[Public] Enhancing ReadDocumentAdvanced to Detect Dotted Border Tables in IronOCR

Summary

IronOCR's powerful ReadDocumentAdvanced method is specialized in extracting data from tables in documents. However, a known limitation has been its inability to detect tables with non-solid borders, particularly those using dotted or dashed lines (e.g., border: 1px dotted black). Though the texts may be able to be extracted, but to access table data in each cell will need IronOCR to be able to detect the table object first.

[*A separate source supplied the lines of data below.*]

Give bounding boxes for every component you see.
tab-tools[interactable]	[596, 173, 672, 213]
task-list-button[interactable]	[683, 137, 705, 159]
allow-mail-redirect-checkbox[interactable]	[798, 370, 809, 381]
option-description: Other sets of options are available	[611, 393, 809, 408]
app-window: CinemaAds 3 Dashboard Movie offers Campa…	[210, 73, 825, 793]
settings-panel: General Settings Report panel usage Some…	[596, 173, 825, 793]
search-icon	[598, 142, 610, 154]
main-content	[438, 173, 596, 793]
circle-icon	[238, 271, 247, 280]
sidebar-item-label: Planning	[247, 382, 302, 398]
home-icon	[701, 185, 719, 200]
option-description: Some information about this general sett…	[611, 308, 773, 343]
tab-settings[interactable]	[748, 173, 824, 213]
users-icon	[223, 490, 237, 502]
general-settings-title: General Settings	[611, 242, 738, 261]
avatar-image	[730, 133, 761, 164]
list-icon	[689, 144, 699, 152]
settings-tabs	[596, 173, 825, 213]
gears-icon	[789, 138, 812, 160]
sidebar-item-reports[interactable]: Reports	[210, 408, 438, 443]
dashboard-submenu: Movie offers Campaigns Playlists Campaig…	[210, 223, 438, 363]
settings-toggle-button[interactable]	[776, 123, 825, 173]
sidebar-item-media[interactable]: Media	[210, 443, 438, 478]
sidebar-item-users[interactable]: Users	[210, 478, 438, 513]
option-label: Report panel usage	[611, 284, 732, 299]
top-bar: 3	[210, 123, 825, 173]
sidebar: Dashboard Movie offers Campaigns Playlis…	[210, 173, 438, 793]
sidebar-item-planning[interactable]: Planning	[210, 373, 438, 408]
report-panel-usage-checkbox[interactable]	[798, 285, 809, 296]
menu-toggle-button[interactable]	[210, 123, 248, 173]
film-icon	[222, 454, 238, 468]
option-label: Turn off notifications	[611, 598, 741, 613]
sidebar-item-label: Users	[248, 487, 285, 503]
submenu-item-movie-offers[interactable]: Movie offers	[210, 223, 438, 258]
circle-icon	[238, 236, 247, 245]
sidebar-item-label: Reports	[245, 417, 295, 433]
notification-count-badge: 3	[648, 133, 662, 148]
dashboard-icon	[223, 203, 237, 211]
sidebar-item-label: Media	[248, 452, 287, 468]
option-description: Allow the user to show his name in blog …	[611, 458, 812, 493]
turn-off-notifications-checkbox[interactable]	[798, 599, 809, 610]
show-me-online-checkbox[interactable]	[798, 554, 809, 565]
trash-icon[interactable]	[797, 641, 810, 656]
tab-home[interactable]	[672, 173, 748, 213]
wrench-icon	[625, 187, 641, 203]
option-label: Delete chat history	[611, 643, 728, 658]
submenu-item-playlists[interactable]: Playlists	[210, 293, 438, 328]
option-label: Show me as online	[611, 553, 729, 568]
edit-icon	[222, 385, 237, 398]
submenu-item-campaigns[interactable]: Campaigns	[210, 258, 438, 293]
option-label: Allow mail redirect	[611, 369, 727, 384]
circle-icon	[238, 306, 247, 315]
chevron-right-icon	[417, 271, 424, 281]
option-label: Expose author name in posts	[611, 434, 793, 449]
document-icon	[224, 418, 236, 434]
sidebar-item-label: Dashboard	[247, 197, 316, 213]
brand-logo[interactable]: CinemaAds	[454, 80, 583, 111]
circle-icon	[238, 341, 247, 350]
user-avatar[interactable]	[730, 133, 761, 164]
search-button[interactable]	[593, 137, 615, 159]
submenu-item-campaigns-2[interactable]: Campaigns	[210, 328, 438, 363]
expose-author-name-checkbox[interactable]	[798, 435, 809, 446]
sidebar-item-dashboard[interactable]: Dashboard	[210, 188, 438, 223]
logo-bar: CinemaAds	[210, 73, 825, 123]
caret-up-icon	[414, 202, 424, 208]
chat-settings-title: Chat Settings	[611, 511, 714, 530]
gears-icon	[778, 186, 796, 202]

This article outlines an enhancement to address this limitation and possible workaround for extracting data from a dotted table.

Background

Modern PDFs and scanned documents often use varied border styles to format tables — from solid to dotted or dashed lines. While IronOCR has performed well in detecting solid-bordered tables, however, it will throw exception when trying to access a data on a simple sample input as below

Unhandled exception. System.InvalidOperationException: Sequence contains no elements

Sample input

This is due to the method inability to detect dotted line tables in a document

Workaround

The workaround below helps in:

making the dotted or dashed borders of a table to be solid internally
Detecting Table objects in the structured output

One effective technique involves applying a Dilate() filter before processing. This pre-processing step merges the gaps between the dots in the border, allowing the OCR engine to treat dotted borders as continuous lines — effectively converting visual dotted lines into solid contours.

Example Code:

var ocr = new IronTesseract();

ocr.Configuration.ReadDataTables = true;

var input = new OcrInput();

input.Load("image-20250408-144240.png");

input.Dilate();

input.SaveAsImages("export.png", AnyBitmap.ImageFormat.Png);

var res = ocr.ReadDocumentAdvanced(input);

Console.WriteLine(res.Tables.First().CellInfos.First().CellText);

The image below is the output of the image after Dilate() filter is applied.

export.png_0

This small adjustment significantly enhances IronOCR’s ability to extract full tables, even when unconventional border styles are used.